Exploring Visual Prompts: Refining Images with Scribbles and Annotations in Generative AI Image Tools
Hyerim Park, Malin Eiband, Andre Luckow, Michael Sedlmair
TL;DR
This work investigates how professional designers refine GenAI-generated images using three input modalities—text prompts, annotations, and scribbles—beyond traditional text-centric prompts. Through a preliminary digital paper-based study with seven designers, the authors compare how these inputs support refinement tasks across six categories, revealing that annotations excel for spatial and in-image referencing, scribbles help specify attributes, and text prompts handle detailed descriptions and global changes, with each method having limitations such as misinterpretation or high prompting effort. The findings show designers often mix inputs and that refinement tasks benefit from multimodal interfaces that align with real workflows, suggesting future designs should support smooth transitions among methods and account for varied work setups. Practically, this work informs the design of GenAI interfaces capable of better communicating intent, balancing user control with AI creativity, and enhancing precision during refinement stages in design pipelines.

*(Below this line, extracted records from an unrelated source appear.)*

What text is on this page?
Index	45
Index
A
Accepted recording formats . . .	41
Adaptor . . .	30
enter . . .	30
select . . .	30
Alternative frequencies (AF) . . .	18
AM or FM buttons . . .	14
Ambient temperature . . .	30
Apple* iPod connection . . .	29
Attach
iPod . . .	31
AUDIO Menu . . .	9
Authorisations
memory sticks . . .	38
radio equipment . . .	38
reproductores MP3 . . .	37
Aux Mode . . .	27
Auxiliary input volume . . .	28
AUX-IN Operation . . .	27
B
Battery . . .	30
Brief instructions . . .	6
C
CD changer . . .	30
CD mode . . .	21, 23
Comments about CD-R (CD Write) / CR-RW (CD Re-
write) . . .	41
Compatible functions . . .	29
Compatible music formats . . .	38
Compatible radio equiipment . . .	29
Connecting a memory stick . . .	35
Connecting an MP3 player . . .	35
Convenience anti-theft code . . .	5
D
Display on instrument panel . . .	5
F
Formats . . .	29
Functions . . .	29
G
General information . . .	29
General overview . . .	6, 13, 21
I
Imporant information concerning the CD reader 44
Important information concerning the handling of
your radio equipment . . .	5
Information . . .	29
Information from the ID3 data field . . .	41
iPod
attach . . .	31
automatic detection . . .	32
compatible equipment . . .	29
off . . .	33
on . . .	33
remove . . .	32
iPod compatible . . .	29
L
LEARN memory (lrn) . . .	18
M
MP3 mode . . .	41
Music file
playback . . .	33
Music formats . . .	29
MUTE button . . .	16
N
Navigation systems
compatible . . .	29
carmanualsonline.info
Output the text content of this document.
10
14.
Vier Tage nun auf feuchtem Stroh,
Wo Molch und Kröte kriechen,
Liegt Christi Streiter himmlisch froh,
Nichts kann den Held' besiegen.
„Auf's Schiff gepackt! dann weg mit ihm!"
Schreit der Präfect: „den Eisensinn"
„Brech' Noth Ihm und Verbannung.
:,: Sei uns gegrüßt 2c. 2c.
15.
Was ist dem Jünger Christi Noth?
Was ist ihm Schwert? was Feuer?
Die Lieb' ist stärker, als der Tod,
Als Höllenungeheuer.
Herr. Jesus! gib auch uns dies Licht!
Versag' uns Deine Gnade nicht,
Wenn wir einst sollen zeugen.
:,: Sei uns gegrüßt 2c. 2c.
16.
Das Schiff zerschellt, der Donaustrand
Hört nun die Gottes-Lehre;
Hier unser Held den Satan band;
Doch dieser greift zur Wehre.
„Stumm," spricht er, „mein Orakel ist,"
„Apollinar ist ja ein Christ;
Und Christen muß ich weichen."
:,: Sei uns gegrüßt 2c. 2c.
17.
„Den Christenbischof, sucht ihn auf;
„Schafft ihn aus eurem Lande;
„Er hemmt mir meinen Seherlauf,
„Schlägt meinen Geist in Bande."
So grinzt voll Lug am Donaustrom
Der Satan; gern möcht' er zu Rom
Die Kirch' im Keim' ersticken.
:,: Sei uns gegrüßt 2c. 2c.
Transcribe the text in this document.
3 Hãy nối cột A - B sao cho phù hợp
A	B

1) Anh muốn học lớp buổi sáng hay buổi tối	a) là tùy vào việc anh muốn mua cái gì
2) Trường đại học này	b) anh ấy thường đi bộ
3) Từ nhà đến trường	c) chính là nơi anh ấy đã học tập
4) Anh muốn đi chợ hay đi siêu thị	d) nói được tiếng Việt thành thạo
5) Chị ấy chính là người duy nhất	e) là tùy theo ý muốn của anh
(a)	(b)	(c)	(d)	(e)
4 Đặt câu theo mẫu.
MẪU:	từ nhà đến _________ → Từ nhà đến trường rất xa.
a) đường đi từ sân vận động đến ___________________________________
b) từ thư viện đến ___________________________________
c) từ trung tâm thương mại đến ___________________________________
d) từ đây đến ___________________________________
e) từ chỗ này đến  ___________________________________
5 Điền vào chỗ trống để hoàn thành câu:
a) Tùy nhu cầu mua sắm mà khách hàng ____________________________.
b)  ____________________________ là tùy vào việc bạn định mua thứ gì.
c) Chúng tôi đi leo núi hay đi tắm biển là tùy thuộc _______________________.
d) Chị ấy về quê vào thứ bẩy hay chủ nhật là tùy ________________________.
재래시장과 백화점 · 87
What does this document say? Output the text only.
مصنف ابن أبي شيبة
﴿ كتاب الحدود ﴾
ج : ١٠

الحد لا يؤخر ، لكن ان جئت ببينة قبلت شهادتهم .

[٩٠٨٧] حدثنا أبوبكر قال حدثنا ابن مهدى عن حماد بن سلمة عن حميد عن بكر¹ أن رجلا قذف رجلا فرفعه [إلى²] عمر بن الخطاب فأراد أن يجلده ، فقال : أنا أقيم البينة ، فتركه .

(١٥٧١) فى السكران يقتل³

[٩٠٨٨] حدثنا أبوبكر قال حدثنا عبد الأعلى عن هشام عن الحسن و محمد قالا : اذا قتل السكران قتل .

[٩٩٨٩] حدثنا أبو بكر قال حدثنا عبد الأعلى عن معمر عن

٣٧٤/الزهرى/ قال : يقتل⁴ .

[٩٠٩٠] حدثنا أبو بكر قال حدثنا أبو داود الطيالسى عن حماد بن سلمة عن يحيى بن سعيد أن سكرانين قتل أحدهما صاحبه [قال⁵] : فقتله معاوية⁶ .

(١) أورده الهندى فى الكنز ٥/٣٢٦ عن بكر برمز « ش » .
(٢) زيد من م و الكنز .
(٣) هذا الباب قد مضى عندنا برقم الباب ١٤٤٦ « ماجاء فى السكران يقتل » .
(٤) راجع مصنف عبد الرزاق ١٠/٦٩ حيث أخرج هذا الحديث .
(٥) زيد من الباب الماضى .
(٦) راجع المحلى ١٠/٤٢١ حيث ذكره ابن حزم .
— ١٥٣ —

Future research directions include dynamic adaptation of input methods, improved interpretation of annotations, and exploring whether tools should adapt to users or vice versa to optimize refinement tasks.
Abstract
Generative AI (GenAI) tools are increasingly integrated into design workflows. While text prompts remain the primary input method for GenAI image tools, designers often struggle to craft effective ones. Moreover, research has primarily focused on input methods for ideation, with limited attention to refinement tasks. This study explores designers' preferences for three input methods - text prompts, annotations, and scribbles - through a preliminary digital paper-based study with seven professional designers. Designers preferred annotations for spatial adjustments and referencing in-image elements, while scribbles were favored for specifying attributes such as shape, size, and position, often combined with other methods. Text prompts excelled at providing detailed descriptions or when designers sought greater GenAI creativity. However, designers expressed concerns about AI misinterpreting annotations and scribbles and the effort needed to create effective text prompts. These insights inform GenAI interface design to better support refinement tasks, align with workflows, and enhance communication with AI systems.